Hands-on 3: Create hello.c

  • In the EXPLORER window, right-click on intro-c and select New File.
  • Type hello.c as the file name and hits Enter.
  • Enter the following source code in the editor windows:
  • Save the file when you are done:
    • Ctrl-S for Windows/Linux
    • Command-S for Macs
  • Memorize your key-combos!.
/*
 * File: hello.c
 */
#include <stdio.h>
int main(int argc, char *argv[]) {
  printf("Hello world!\n");
  return 0;
}

create hello.c

What’s in the code?

  • Line 1-3: Comments, similar to Java.
  • Line 4: Standard C library for I/O, similar to Java’s import.
  • Line 5-8: Function declaration for main:
    • Line 5:
      • return type: int
      • function name: main
      • parameter list:
        • argc: number of command line arguments.
        • *argv[]: pointers to array of command line argument strings.
    • Line 6: Invoke builtin function printf to print out string Hello world! with an end-of-line character \n. This is similar to System.out.printf.
    • Line 7: Exit a successfully executed program with a return value of 0.

examine hello.c code

Hands-on 4: Simple compile and run

  • Similar to javac, we use gcc to compile C code.
  • Before compile, make sure that you are still inside intro-c in the terminal.
$ pwd
$ ls
$ gcc -o hello hello.c
$ ls
$ ./hello

compile and run hello.c

Hands-on 4: Compile and show everything

  • There are a number of steps from C codes to executable binaries.
$ ls
$ gcc -save-temps -o hello2 hello.c
$ ls -l
$ ./hello2

compile and run hello.c, keeping intermediate files

What are those?

  • hello.i: generated by pre-processor
  • hello.s: generated by compiler.
  • hello.o: generated by assembler.
  • hello: executable, generated by linker.

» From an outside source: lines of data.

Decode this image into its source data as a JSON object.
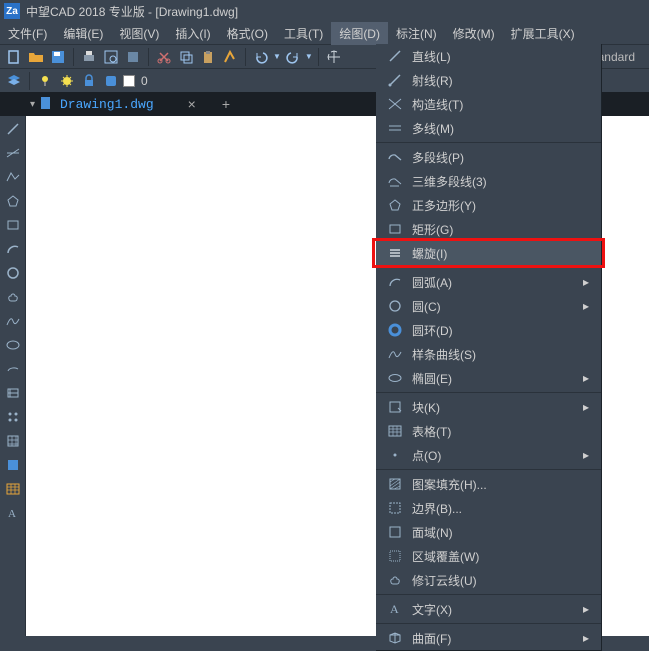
{
  "title": "中望CAD 2018 专业版 - [Drawing1.dwg]",
  "menubar": [
    "文件(F)",
    "编辑(E)",
    "视图(V)",
    "插入(I)",
    "格式(O)",
    "工具(T)",
    "绘图(D)",
    "标注(N)",
    "修改(M)",
    "扩展工具(X)"
  ],
  "active_menu_index": 6,
  "toolbar2": {
    "layer_name": "0",
    "standard": "Standard"
  },
  "document_tab": {
    "name": "Drawing1.dwg"
  },
  "draw_menu": {
    "groups": [
      [
        {
          "label": "直线(L)",
          "icon": "line",
          "sub": false
        },
        {
          "label": "射线(R)",
          "icon": "ray",
          "sub": false
        },
        {
          "label": "构造线(T)",
          "icon": "xline",
          "sub": false
        },
        {
          "label": "多线(M)",
          "icon": "mline",
          "sub": false
        }
      ],
      [
        {
          "label": "多段线(P)",
          "icon": "pline",
          "sub": false
        },
        {
          "label": "三维多段线(3)",
          "icon": "3dpline",
          "sub": false
        },
        {
          "label": "正多边形(Y)",
          "icon": "polygon",
          "sub": false
        },
        {
          "label": "矩形(G)",
          "icon": "rectangle",
          "sub": false
        },
        {
          "label": "螺旋(I)",
          "icon": "helix",
          "sub": false,
          "highlighted": true
        }
      ],
      [
        {
          "label": "圆弧(A)",
          "icon": "arc",
          "sub": true
        },
        {
          "label": "圆(C)",
          "icon": "circle",
          "sub": true
        },
        {
          "label": "圆环(D)",
          "icon": "donut",
          "sub": false
        },
        {
          "label": "样条曲线(S)",
          "icon": "spline",
          "sub": false
        },
        {
          "label": "椭圆(E)",
          "icon": "ellipse",
          "sub": true
        }
      ],
      [
        {
          "label": "块(K)",
          "icon": "block",
          "sub": true
        },
        {
          "label": "表格(T)",
          "icon": "table",
          "sub": false
        },
        {
          "label": "点(O)",
          "icon": "point",
          "sub": true
        }
      ],
      [
        {
          "label": "图案填充(H)...",
          "icon": "hatch",
          "sub": false
        },
        {
          "label": "边界(B)...",
          "icon": "boundary",
          "sub": false
        },
        {
          "label": "面域(N)",
          "icon": "region",
          "sub": false
        },
        {
          "label": "区域覆盖(W)",
          "icon": "wipeout",
          "sub": false
        },
        {
          "label": "修订云线(U)",
          "icon": "revcloud",
          "sub": false
        }
      ],
      [
        {
          "label": "文字(X)",
          "icon": "text",
          "sub": true
        }
      ],
      [
        {
          "label": "曲面(F)",
          "icon": "surface",
          "sub": true
        }
      ]
    ]
  }
}
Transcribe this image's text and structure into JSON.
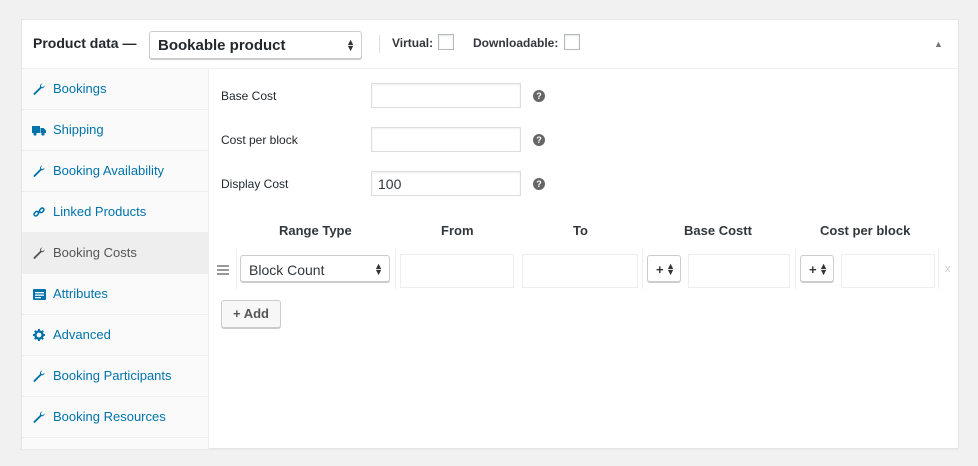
{
  "header": {
    "title": "Product data —",
    "product_type": "Bookable product",
    "virtual_label": "Virtual:",
    "downloadable_label": "Downloadable:",
    "virtual_checked": false,
    "downloadable_checked": false,
    "toggle_icon": "triangle-up-icon"
  },
  "sidebar": {
    "items": [
      {
        "label": "Bookings",
        "icon": "wrench-icon"
      },
      {
        "label": "Shipping",
        "icon": "truck-icon"
      },
      {
        "label": "Booking Availability",
        "icon": "wrench-icon"
      },
      {
        "label": "Linked Products",
        "icon": "link-icon"
      },
      {
        "label": "Booking Costs",
        "icon": "wrench-icon",
        "active": true
      },
      {
        "label": "Attributes",
        "icon": "list-icon"
      },
      {
        "label": "Advanced",
        "icon": "gear-icon"
      },
      {
        "label": "Booking Participants",
        "icon": "wrench-icon"
      },
      {
        "label": "Booking Resources",
        "icon": "wrench-icon"
      }
    ]
  },
  "fields": {
    "base_cost": {
      "label": "Base Cost",
      "value": ""
    },
    "cost_per_block": {
      "label": "Cost per block",
      "value": ""
    },
    "display_cost": {
      "label": "Display Cost",
      "value": "100"
    }
  },
  "table": {
    "headers": [
      "Range Type",
      "From",
      "To",
      "Base Costt",
      "Cost per block"
    ],
    "row": {
      "range_type": "Block Count",
      "from": "",
      "to": "",
      "base_modifier": "+",
      "base_cost": "",
      "block_modifier": "+",
      "block_cost": "",
      "remove": "x"
    },
    "add_button": "+ Add"
  },
  "colors": {
    "link": "#0073aa",
    "active_bg": "#eeeeee"
  }
}
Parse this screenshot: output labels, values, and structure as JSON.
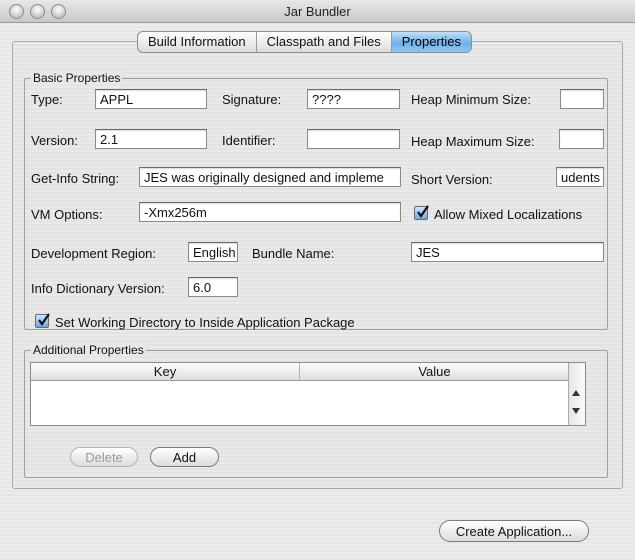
{
  "window": {
    "title": "Jar Bundler"
  },
  "tabs": [
    {
      "label": "Build Information"
    },
    {
      "label": "Classpath and Files"
    },
    {
      "label": "Properties"
    }
  ],
  "basic": {
    "legend": "Basic Properties",
    "type_label": "Type:",
    "type_value": "APPL",
    "signature_label": "Signature:",
    "signature_value": "????",
    "heap_min_label": "Heap Minimum Size:",
    "heap_min_value": "",
    "version_label": "Version:",
    "version_value": "2.1",
    "identifier_label": "Identifier:",
    "identifier_value": "",
    "heap_max_label": "Heap Maximum Size:",
    "heap_max_value": "",
    "getinfo_label": "Get-Info String:",
    "getinfo_value": "JES was originally designed and impleme",
    "short_version_label": "Short Version:",
    "short_version_value": "udents",
    "vm_options_label": "VM Options:",
    "vm_options_value": "-Xmx256m",
    "allow_mixed_label": "Allow Mixed Localizations",
    "dev_region_label": "Development Region:",
    "dev_region_value": "English",
    "bundle_name_label": "Bundle Name:",
    "bundle_name_value": "JES",
    "info_dict_label": "Info Dictionary Version:",
    "info_dict_value": "6.0",
    "set_working_dir_label": "Set Working Directory to Inside Application Package"
  },
  "additional": {
    "legend": "Additional Properties",
    "columns": [
      "Key",
      "Value"
    ],
    "delete_label": "Delete",
    "add_label": "Add"
  },
  "create_label": "Create Application..."
}
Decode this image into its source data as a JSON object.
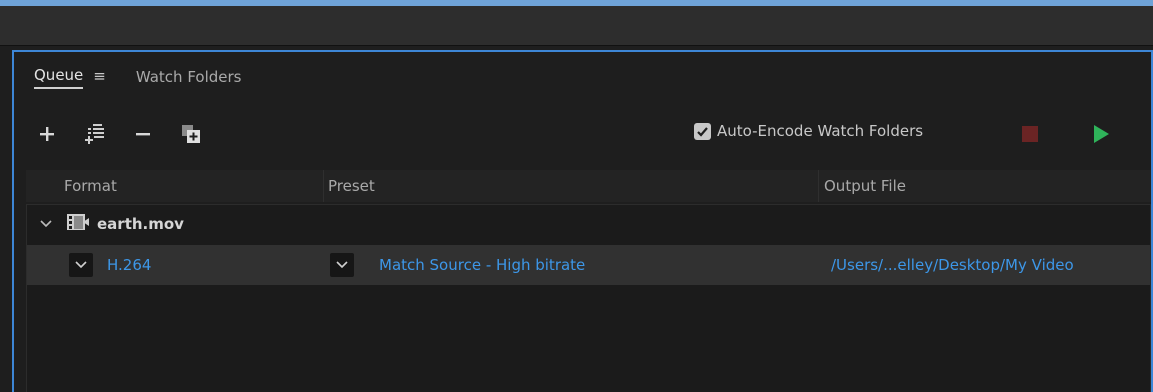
{
  "tabs": {
    "queue_label": "Queue",
    "watch_folders_label": "Watch Folders"
  },
  "toolbar": {
    "tools": [
      "add-source-icon",
      "add-output-icon",
      "remove-icon",
      "duplicate-icon"
    ],
    "auto_encode_label": "Auto-Encode Watch Folders",
    "auto_encode_checked": true
  },
  "columns": {
    "format": "Format",
    "preset": "Preset",
    "output_file": "Output File"
  },
  "queue": {
    "source": {
      "name": "earth.mov",
      "expanded": true,
      "output": {
        "format": "H.264",
        "preset": "Match Source - High bitrate",
        "output_file": "/Users/...elley/Desktop/My Video"
      }
    }
  },
  "colors": {
    "accent": "#3d86d6",
    "link": "#3d97e8",
    "stop": "#6b2424",
    "play": "#2fb35a"
  }
}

hello.c compilation process

Hands-on 5: View files

  • For hello.i and hello.s, they can be view on the editor.
  • For hello.o and hello, we need to dump the binary contents first.
$ xxd -b hello.o > hello.o.txt
$ xxd -b hello > hello.txt
$ ls -l
  • hexdump of hello.o and hello

Variables, Addresses, and Pointers

  • In Java, you can manipulate the value of a variable via the program but not directly in memory (inside the JVM).
  • In C, you can retrieve the address of the location in memory where the variable is stored.
  • The operator & (reference of) represents the memory address of a variable.

Hands-on 6: Pointer

  • In the EXPLORER window, right-click on intro-c and select New File.
  • Type pointer_1.c as the file name and hits Enter.
  • Enter the following source code in the editor windows:
#include <stdio.h>
int main(int argc, char *argv[]) {
  int i = 123;
  printf("Variable i has addr (%p) and value %d\n", &i, i);
  return 0;
}
  • %p is an output conversion syntax (similar to Java specifiers) for displaying memory address in hex format. See [Other Output Conversions][gcc_output_conversion] for more details.
  • Compile and run pointer_1.c

Compile and run pointer_1.c

Pointer Definition

  • Pointer is a variable that points to a memory location (contains a memory location).
    • We can them pointer variables.
  • A pointer is denoted by a * character.
  • The type of pointer must be the same as that of the value being stored in the memory location (that the pointer points to).
  • If a pointer points to a memory location, how do we get these locations?
    • An & character in front of a variable (includes pointer variables) denotes that variable’s address location.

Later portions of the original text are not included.